E come vivono loro la sua notorietà?
A volte con imbarazzo. Capita gli chiedano: «Sei il figlio di Barabba?». E loro rispondono: «No no, sono figlio di un idraulico». Dicono che li faccio tribolare.
Quale pensa sia il ruolo del padre cristiano anche all’esterno della famiglia? Si è padri in tanti modi, lei ha molti allievi alla scuola di recitazione “Luchino Visconti” di Milano…
È vero, anche con loro si esprime una grossa paternità. Mi piace che i ragazzi la riconoscano fortemente. È una cosa bellissima che la fede mi aiuta ad alimentare. Anche impegnativa, perché devi essere presente e intenso, senza diventare pietoso o pietistico. È uno degli aspetti per cui vale davvero la pena insegnare.

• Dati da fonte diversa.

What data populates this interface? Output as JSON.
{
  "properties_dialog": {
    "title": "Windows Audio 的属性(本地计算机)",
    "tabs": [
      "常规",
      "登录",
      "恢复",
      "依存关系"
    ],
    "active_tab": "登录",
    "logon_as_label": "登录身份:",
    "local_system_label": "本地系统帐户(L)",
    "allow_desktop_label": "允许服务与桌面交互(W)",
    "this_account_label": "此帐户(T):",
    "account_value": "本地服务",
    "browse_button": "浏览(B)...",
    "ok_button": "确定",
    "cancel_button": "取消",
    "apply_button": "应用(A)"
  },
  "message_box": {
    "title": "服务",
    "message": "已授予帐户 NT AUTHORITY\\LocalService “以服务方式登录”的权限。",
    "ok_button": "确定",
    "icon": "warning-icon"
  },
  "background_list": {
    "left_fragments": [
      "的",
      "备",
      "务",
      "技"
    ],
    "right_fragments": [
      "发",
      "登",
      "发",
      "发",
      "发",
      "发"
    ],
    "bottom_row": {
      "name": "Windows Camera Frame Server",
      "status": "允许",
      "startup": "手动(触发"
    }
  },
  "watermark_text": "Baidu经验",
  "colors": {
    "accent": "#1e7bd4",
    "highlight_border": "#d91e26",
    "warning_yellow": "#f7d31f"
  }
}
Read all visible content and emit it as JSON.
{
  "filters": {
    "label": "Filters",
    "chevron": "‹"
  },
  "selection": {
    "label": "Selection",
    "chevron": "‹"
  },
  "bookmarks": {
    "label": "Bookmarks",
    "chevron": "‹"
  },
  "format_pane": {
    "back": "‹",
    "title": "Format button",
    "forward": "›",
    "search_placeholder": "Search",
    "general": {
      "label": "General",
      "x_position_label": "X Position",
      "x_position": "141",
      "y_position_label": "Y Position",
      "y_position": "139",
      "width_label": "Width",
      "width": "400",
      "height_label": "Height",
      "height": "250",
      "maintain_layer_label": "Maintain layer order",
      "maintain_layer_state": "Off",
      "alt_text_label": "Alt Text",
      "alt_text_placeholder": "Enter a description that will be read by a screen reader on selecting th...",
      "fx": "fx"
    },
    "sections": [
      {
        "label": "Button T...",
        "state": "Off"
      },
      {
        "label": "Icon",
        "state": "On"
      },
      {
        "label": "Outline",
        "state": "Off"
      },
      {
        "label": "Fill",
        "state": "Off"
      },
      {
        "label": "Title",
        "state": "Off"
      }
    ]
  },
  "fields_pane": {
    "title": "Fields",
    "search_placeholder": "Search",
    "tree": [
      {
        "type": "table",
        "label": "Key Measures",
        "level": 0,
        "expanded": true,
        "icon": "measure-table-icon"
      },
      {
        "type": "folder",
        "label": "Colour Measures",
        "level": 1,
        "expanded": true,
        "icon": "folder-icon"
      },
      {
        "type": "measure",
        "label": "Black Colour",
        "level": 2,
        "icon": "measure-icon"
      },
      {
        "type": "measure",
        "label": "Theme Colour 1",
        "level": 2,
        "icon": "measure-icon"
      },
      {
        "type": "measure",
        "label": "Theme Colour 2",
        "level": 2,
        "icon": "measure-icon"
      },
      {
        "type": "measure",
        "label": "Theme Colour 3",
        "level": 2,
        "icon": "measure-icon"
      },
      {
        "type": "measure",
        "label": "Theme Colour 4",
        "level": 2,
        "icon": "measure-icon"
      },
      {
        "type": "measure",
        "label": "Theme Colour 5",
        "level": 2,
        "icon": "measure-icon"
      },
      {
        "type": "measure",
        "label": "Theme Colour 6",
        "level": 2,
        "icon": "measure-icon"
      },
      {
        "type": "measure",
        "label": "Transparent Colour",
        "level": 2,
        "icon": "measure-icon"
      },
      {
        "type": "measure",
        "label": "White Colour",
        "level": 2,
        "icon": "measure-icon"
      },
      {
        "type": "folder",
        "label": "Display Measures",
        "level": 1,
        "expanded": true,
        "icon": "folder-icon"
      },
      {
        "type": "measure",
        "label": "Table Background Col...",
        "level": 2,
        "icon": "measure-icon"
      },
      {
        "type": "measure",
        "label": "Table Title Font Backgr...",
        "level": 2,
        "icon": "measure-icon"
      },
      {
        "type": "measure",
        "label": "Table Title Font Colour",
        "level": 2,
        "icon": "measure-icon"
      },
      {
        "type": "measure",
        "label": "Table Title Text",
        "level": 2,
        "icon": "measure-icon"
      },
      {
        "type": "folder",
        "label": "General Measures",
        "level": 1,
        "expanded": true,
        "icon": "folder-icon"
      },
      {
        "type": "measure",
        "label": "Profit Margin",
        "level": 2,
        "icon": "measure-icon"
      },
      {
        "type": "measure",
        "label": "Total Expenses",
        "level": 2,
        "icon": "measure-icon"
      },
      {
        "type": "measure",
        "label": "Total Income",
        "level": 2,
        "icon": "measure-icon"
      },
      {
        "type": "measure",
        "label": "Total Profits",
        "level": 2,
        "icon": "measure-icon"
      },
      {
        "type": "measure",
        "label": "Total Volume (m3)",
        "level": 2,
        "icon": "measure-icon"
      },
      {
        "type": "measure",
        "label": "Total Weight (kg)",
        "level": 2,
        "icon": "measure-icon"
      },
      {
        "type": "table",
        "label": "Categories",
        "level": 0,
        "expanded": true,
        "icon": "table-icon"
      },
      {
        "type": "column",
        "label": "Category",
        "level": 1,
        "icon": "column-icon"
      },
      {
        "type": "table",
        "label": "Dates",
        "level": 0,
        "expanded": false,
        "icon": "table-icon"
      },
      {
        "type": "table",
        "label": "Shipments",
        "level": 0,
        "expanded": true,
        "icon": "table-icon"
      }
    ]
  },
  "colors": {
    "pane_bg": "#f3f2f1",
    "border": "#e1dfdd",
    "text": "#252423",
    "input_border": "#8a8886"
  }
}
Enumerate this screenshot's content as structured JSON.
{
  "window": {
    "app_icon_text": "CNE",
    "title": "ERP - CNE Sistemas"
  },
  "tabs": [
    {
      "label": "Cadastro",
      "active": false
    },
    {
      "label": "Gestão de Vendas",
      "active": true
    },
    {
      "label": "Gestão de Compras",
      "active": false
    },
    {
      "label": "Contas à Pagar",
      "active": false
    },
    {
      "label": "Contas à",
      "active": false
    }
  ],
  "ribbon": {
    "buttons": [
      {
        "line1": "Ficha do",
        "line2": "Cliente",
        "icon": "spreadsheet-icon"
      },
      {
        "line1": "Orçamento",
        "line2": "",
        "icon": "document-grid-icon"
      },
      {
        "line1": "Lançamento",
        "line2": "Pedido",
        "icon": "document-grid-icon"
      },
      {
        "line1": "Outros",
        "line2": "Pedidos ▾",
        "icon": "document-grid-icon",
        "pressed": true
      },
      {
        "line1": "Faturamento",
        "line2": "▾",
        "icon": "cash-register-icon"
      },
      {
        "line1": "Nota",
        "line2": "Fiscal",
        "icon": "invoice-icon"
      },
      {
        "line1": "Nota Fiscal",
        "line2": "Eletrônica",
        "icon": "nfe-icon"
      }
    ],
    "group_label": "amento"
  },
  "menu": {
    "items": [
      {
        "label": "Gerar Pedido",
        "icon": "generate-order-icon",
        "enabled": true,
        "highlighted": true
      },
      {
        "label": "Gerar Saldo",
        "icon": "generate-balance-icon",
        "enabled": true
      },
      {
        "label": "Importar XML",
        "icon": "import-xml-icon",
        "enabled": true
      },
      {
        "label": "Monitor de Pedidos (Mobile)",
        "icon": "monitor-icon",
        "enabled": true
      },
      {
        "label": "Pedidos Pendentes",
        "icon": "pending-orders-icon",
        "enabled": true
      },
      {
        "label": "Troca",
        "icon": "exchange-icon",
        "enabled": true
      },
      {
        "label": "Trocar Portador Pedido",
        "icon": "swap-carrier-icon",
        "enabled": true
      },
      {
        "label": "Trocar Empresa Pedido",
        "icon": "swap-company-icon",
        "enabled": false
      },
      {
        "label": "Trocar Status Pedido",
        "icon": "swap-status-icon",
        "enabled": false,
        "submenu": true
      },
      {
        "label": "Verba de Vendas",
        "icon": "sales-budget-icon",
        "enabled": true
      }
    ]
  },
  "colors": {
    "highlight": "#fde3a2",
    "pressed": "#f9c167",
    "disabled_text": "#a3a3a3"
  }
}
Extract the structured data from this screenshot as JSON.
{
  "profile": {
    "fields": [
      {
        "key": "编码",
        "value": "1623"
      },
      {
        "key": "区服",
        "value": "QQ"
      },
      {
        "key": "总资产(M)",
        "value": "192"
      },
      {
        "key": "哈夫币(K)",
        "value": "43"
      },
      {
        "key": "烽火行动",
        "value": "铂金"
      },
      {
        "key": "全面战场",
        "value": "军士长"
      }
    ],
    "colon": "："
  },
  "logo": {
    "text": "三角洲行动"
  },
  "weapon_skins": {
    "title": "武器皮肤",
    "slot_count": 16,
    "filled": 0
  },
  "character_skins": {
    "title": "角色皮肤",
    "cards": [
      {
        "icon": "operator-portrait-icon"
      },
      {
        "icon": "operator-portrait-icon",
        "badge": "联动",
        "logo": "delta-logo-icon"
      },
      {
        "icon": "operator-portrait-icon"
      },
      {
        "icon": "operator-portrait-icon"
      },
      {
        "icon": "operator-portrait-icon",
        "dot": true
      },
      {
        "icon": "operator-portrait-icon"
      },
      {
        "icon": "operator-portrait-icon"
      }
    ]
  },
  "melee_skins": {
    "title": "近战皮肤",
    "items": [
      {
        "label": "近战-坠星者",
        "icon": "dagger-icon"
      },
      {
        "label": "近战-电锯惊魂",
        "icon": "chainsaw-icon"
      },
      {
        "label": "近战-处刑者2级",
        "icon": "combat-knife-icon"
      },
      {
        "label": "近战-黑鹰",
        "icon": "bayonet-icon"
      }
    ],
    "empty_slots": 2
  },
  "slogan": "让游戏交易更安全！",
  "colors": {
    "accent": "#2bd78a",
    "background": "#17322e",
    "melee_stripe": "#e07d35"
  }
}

E per questo personaggio, San Giuseppe, lei deve attingere a tutto il bagaglio paterno che conosce. A chi si ispira mentre veste i suoi panni?
A una somma di persone della mia famiglia. Il nonno che era veramente falegname. Mio padre che era legatissimo a lui. Io che sono legatissimo a mio padre. E quindi in mezzo a quelle pialle è come se ci fosse un fil rouge. E poi per scovare dei comportamenti antichi bisogna andare un po’ indietro nel tempo. Quando c’era sensibilità, tenerezza e rispetto per i clienti, per il materiale, per il lavoro.
Un’occasione, come dice lei, per far raccontare la storia più bella del mondo dal suo diretto testimone, un semplice falegname che si trova davanti al mistero più grande: l’Annunciazione.
Ho scelto la forma del monologo perché una storia così non si può interrompere. La sacralità di San Giuseppe non si può disturbare. Lui, uomo riservato e taciturno, si ritrova anziano e febbricitante, in preda a questa vigoria che precede la morte, a questa febbre che rende vive esperienze ed emozioni. Ha vissuto all’interno di un accadimento non facile. Era un uomo normale con una vita normale. Uno tranquillo, amante del lavoro e della preghiera. Ma a un certo punto, dentro la sua vita, piomba la volontà divina. È qui che cerco di raccontare quello che gli accade.
Cosa la colpisce di più del padre Giuseppe?
Maria era santa già da bambina. Ha una santità evidente. Per me è affascinante che Giuseppe, invece, coltivi questa santità partendo da una concreta umanità. Questo lo rende santissimo. Lui era composto di santità: carne, lavoro, preghiere, preoccupazioni. In lui c’è tutto un cammino di cambiamento, conversione. Non che prima non fosse religioso, ma da religioso a mistico la strada è stata importante. Una conversione intesa, intesa come l’andare verso una nuova direzione. Questo lo porta a fare i conti con il fatto di avere un figlio speciale. Ed essendo lui un uomo normale, ha vissuto la semplicità di questa eccezionalità.
Come lo è la sua rappresentazione… intima e delicata, priva di fronzoli…
Sì. La Sacra Famiglia è nata e vissuta priva di orpelli. Forse a volte ci si confonde vedendo tanti quadri, gioielli, chiese. Si fa confusione con quello che veramente era l’origine. Persone che, come tutti noi, facevano colazione, pranzavano, cenavano, forse avevano problemi con i vicini. È dentro la normalità che si amplifica la santità.